News - BlackRock ETF: an attack on Bitcoin?
Many investors applaud BlackRock's ETF filing. Others are cautious and smell a conspiracy against Bitcoin. Here's what's behind it.
BlackRock's Bitcoin Spot ETF: a savior for the crypto market? Because the world's largest asset manager is said to be the market capitalization of Bitcoin could catapult to new heights. But if it is up to some Bitcoiners, such a powerful player also poses dangers to the digital currency and its network. Many ask the question: Is BlackRock's ETF an attack on Bitcoin?
In a long post Twitter user @BTC_Culture explains the theory. A first supposed proof, he says, is BlackRock's own ETF filing. In it, the asset manager explains the implications for investors in the event of a potential Bitcoin fork.
BlackRock will determine in its sole discretion which network should be considered a suitable network. There is no guarantee that BlackRock will choose the digital asset that is ultimately the most valuable fork.

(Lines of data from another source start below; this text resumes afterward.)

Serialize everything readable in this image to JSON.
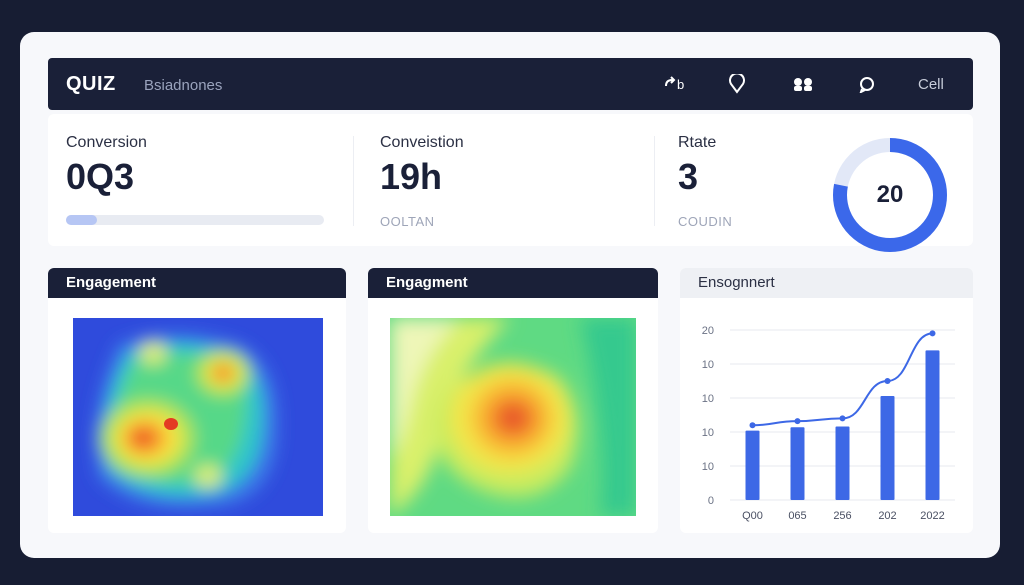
{
  "header": {
    "brand": "QUIZ",
    "subtitle": "Bsiadnones",
    "nav": [
      {
        "icon": "link-icon",
        "label": "↶b"
      },
      {
        "icon": "location-pin-icon",
        "label": "⭘"
      },
      {
        "icon": "users-icon",
        "label": "●●"
      },
      {
        "icon": "chat-bubble-icon",
        "label": "○"
      },
      {
        "icon": "call-text",
        "label": "Cell"
      }
    ]
  },
  "stats": [
    {
      "label": "Conversion",
      "value": "0Q3",
      "caption": "",
      "progress": 0.12
    },
    {
      "label": "Conveistion",
      "value": "19h",
      "caption": "OOLTAN"
    },
    {
      "label": "Rtate",
      "value": "3",
      "caption": "COUDIN"
    }
  ],
  "donut": {
    "value": "20",
    "fraction": 0.78,
    "color": "#3b68ea"
  },
  "cards": [
    {
      "title": "Engagement"
    },
    {
      "title": "Engagment"
    },
    {
      "title": "Ensognnert"
    }
  ],
  "chart_data": {
    "type": "bar",
    "categories": [
      "Q00",
      "065",
      "256",
      "202",
      "2022"
    ],
    "values": [
      10.2,
      10.7,
      10.8,
      15.3,
      22.0
    ],
    "line_values": [
      11.0,
      11.6,
      12.0,
      17.5,
      24.5
    ],
    "y_tick_labels": [
      "0",
      "10",
      "10",
      "10",
      "10",
      "20"
    ],
    "ylim": [
      0,
      25
    ],
    "grid": true,
    "bar_color": "#3d68e6",
    "line_color": "#3d68e6"
  }
}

This text raises many questions among Bitcoin supporters, "In the event of a hard fork, why wouldn't BlackRock choose to support the most valuable Bitcoin fork? Will BlackRock create the fork itself and force their investors up their chain?" Some compare the Bitcoin ETF with a Trojan horse. In other words, BlackRock helps drive up the BTC price and then destroys the network. What's behind this?
That Bitcoiners are critical of the BlackRock ETF is not surprising. After all, the asset manager is a centrally controlled player in the global financial market. Indeed, BlackRock CEO Larry Fink is a member of the World Economic Forum (WEF) - and it constantly attacks Bitcoin. Coincidence? For @BTC_Culture, no. Two other players in the conspiracy: Ripple and President Biden, also with ties with the WEF. Both parties are bothered by energy consumption and have taken action against it in the past, for example with an action by Greenpeace.

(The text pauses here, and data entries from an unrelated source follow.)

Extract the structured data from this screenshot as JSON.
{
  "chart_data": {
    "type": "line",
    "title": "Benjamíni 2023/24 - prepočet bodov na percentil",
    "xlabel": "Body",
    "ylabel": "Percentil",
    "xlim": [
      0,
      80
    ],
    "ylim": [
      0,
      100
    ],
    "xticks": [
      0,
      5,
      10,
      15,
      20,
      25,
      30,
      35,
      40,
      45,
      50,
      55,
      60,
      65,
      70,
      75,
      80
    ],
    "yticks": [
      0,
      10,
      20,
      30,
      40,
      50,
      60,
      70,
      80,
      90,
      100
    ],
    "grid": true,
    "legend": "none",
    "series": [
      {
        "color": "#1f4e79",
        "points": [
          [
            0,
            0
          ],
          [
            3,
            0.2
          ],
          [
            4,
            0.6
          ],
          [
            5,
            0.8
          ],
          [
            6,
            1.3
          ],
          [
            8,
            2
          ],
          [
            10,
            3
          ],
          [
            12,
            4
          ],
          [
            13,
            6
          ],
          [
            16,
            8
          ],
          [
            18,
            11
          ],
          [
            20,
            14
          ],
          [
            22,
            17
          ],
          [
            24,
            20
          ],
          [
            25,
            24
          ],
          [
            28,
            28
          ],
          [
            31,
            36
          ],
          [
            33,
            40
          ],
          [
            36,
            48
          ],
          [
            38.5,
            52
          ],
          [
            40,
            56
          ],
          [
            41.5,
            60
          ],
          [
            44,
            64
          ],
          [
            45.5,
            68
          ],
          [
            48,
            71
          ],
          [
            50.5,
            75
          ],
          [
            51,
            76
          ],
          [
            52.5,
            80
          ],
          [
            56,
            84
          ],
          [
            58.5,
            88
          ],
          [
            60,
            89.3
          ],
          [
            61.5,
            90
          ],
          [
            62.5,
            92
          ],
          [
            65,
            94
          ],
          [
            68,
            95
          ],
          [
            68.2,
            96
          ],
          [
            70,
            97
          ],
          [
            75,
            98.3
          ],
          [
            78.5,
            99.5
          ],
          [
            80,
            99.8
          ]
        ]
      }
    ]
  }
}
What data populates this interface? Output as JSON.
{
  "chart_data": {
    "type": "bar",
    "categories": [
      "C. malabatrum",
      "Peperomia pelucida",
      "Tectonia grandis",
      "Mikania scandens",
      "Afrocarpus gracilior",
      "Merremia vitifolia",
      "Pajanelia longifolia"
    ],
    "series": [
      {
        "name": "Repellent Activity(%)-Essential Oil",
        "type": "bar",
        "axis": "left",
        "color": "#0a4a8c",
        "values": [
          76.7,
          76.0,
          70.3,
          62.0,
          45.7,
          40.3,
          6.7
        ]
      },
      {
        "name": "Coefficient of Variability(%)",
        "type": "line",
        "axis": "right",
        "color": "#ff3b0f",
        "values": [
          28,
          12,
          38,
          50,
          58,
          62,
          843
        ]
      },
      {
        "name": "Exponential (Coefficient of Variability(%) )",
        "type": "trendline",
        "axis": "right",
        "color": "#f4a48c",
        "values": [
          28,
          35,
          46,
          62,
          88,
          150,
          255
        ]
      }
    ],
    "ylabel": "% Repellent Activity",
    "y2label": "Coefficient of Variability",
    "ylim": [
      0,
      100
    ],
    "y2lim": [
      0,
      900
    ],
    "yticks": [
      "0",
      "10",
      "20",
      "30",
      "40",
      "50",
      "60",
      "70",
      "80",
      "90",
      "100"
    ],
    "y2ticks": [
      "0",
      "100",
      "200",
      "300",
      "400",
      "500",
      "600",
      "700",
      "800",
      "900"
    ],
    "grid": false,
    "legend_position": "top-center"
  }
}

The conclusion of all these alleged connections: BlackRock is trying to turn Bitcoin into a Proof of Stake (POS) cryptocurrency. To be sure, the pre-existing Bitcoin POS failed miserably. But with the influence of the world's largest asset manager, the project could work, or so the theory goes. After all, under the proposal, ETF investors would have no voting rights anyway. So BlackRock could start a Bitcoin hard fork with the money of many large institutions and turn it into a POS cryptocurrency.

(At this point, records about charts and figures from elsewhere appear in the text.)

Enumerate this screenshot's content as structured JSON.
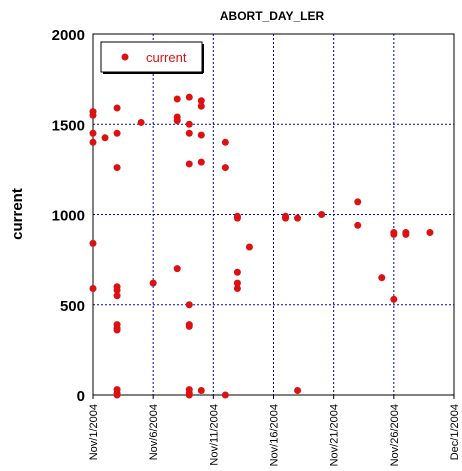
{
  "chart_data": {
    "type": "scatter",
    "title": "ABORT_DAY_LER",
    "xlabel": "",
    "ylabel": "current",
    "ylim": [
      0,
      2000
    ],
    "xlim": [
      "Nov/1/2004",
      "Dec/1/2004"
    ],
    "yticks": [
      0,
      500,
      1000,
      1500,
      2000
    ],
    "xticks": [
      "Nov/1/2004",
      "Nov/6/2004",
      "Nov/11/2004",
      "Nov/16/2004",
      "Nov/21/2004",
      "Nov/26/2004",
      "Dec/1/2004"
    ],
    "grid": true,
    "legend_position": "top-left",
    "series": [
      {
        "name": "current",
        "color": "#dd1111",
        "points": [
          [
            "Nov/1/2004",
            1570
          ],
          [
            "Nov/1/2004",
            1550
          ],
          [
            "Nov/1/2004",
            1450
          ],
          [
            "Nov/1/2004",
            1400
          ],
          [
            "Nov/1/2004",
            840
          ],
          [
            "Nov/1/2004",
            590
          ],
          [
            "Nov/2/2004",
            1425
          ],
          [
            "Nov/3/2004",
            1590
          ],
          [
            "Nov/3/2004",
            1450
          ],
          [
            "Nov/3/2004",
            1260
          ],
          [
            "Nov/3/2004",
            600
          ],
          [
            "Nov/3/2004",
            580
          ],
          [
            "Nov/3/2004",
            550
          ],
          [
            "Nov/3/2004",
            390
          ],
          [
            "Nov/3/2004",
            370
          ],
          [
            "Nov/3/2004",
            360
          ],
          [
            "Nov/3/2004",
            30
          ],
          [
            "Nov/3/2004",
            10
          ],
          [
            "Nov/3/2004",
            0
          ],
          [
            "Nov/5/2004",
            1510
          ],
          [
            "Nov/6/2004",
            620
          ],
          [
            "Nov/8/2004",
            1640
          ],
          [
            "Nov/8/2004",
            1540
          ],
          [
            "Nov/8/2004",
            1520
          ],
          [
            "Nov/8/2004",
            700
          ],
          [
            "Nov/9/2004",
            1650
          ],
          [
            "Nov/9/2004",
            1500
          ],
          [
            "Nov/9/2004",
            1450
          ],
          [
            "Nov/9/2004",
            1280
          ],
          [
            "Nov/9/2004",
            500
          ],
          [
            "Nov/9/2004",
            390
          ],
          [
            "Nov/9/2004",
            380
          ],
          [
            "Nov/9/2004",
            30
          ],
          [
            "Nov/9/2004",
            10
          ],
          [
            "Nov/9/2004",
            0
          ],
          [
            "Nov/10/2004",
            1630
          ],
          [
            "Nov/10/2004",
            1600
          ],
          [
            "Nov/10/2004",
            1440
          ],
          [
            "Nov/10/2004",
            1290
          ],
          [
            "Nov/10/2004",
            25
          ],
          [
            "Nov/12/2004",
            1400
          ],
          [
            "Nov/12/2004",
            1260
          ],
          [
            "Nov/12/2004",
            0
          ],
          [
            "Nov/13/2004",
            990
          ],
          [
            "Nov/13/2004",
            980
          ],
          [
            "Nov/13/2004",
            680
          ],
          [
            "Nov/13/2004",
            620
          ],
          [
            "Nov/13/2004",
            590
          ],
          [
            "Nov/14/2004",
            820
          ],
          [
            "Nov/17/2004",
            990
          ],
          [
            "Nov/17/2004",
            980
          ],
          [
            "Nov/18/2004",
            980
          ],
          [
            "Nov/18/2004",
            25
          ],
          [
            "Nov/20/2004",
            1000
          ],
          [
            "Nov/23/2004",
            1070
          ],
          [
            "Nov/23/2004",
            940
          ],
          [
            "Nov/25/2004",
            650
          ],
          [
            "Nov/26/2004",
            900
          ],
          [
            "Nov/26/2004",
            890
          ],
          [
            "Nov/26/2004",
            530
          ],
          [
            "Nov/27/2004",
            900
          ],
          [
            "Nov/27/2004",
            890
          ],
          [
            "Nov/29/2004",
            900
          ]
        ]
      }
    ]
  }
}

Wrong, that's not how Bitcoin works. Proof of Work is a feature, not a bug. Just because Bitcoin does not work through POS, every network participant has the same voting power. A node operator has as much influence on the decision as the most powerful financial institution in the world.
This is not just theory, but fact. An example: the block size war. At the time, there was much criticism of the slow Bitcoin network. To scale higher, they wanted to increase the block size from originally one to eight megabytes. This idea was supported mainly by big players like Blockstream, Bitmain and Coinbase, but also by many miners. In the end, the majority of the network decided against it. Individual node operators argued that with the larger block size, the data load would increase too much and the network would become more centralized. Out of the disagreement came Bitcoin Cash - a failed attempt to change Bitcoin.
Whether the conspiracy theory that BlackRock would attack Bitcoin from within is true or not, power is distributed decentrally. The network inevitably chooses the right version. And: for Bitcoiners, changing the consensus mechanism is hardly conceivable anyway. After all, Bitcoin is not Bitcoin without Proof of Work.